For B2B businesses, scaling is a little more straightforward as scaling events tend to be less volatile. That said, collaborating closely with the sales team to understand pipelines and forecasts is still essential. One large enterprise deal alone could require multiple additional servers, making quick provisioning in the form of cloud or an agile bare metal provider a must-have.
Regardless of business type, how can an organization scale within its current set up? If your business is operational, it’s easy to look at existing data to understand your scaling behavior. It’s surprising how many infrastructure as a service (IaaS) users don’t take advantage of their existing data to make decisions. Rising service bills indicate continuous growth and the need for rapid provisioning, suggesting that a hybrid infrastructure approach could be optimal. Conversely, steady or declining bills could suggest stable or decreasing demand, making bare metal hosting a cost-effective choice. Occasional spikes in costs point to a need for flexible scaling solutions, favoring a hybrid approach.

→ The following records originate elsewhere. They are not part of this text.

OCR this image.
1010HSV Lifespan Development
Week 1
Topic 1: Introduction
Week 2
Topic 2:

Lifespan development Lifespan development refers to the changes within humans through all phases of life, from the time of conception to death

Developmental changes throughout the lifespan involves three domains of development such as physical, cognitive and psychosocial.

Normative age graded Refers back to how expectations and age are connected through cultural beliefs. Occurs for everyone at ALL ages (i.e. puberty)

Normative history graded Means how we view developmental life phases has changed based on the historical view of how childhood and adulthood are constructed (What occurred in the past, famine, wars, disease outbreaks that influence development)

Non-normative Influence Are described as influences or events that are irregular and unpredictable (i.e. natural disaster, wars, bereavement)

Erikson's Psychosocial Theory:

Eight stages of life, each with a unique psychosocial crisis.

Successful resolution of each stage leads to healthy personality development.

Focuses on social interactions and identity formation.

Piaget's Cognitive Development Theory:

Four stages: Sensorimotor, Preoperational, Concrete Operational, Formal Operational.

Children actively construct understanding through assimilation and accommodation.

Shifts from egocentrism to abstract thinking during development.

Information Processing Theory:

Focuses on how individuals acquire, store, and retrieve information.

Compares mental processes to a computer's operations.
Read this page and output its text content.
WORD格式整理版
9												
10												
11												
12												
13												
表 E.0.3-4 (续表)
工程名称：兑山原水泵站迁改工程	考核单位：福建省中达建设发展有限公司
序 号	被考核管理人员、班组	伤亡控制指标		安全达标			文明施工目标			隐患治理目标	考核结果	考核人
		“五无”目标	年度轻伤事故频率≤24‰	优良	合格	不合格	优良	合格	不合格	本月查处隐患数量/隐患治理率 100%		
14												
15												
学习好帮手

A solution to fit your needs
Navigating the huge variety of infrastructure options on offer requires a clear understanding of your scalability needs. Whether you’re a CTO under pressure to cut costs, or a startup founder facing uncertain demand, it’s essential to move beyond the superficial question of costs and engage deeply with what your business needs in order to thrive.
The moral of the story? Don’t just approach an infrastructure provider to request a quote, but instead start the conversation with an informed background of what you may need and why. If you’re serious about finding a solution that meets your performance, cost and scalability needs, understanding your scaling patterns and how they translate to your infrastructure requirements is one of the best investments you’ll make.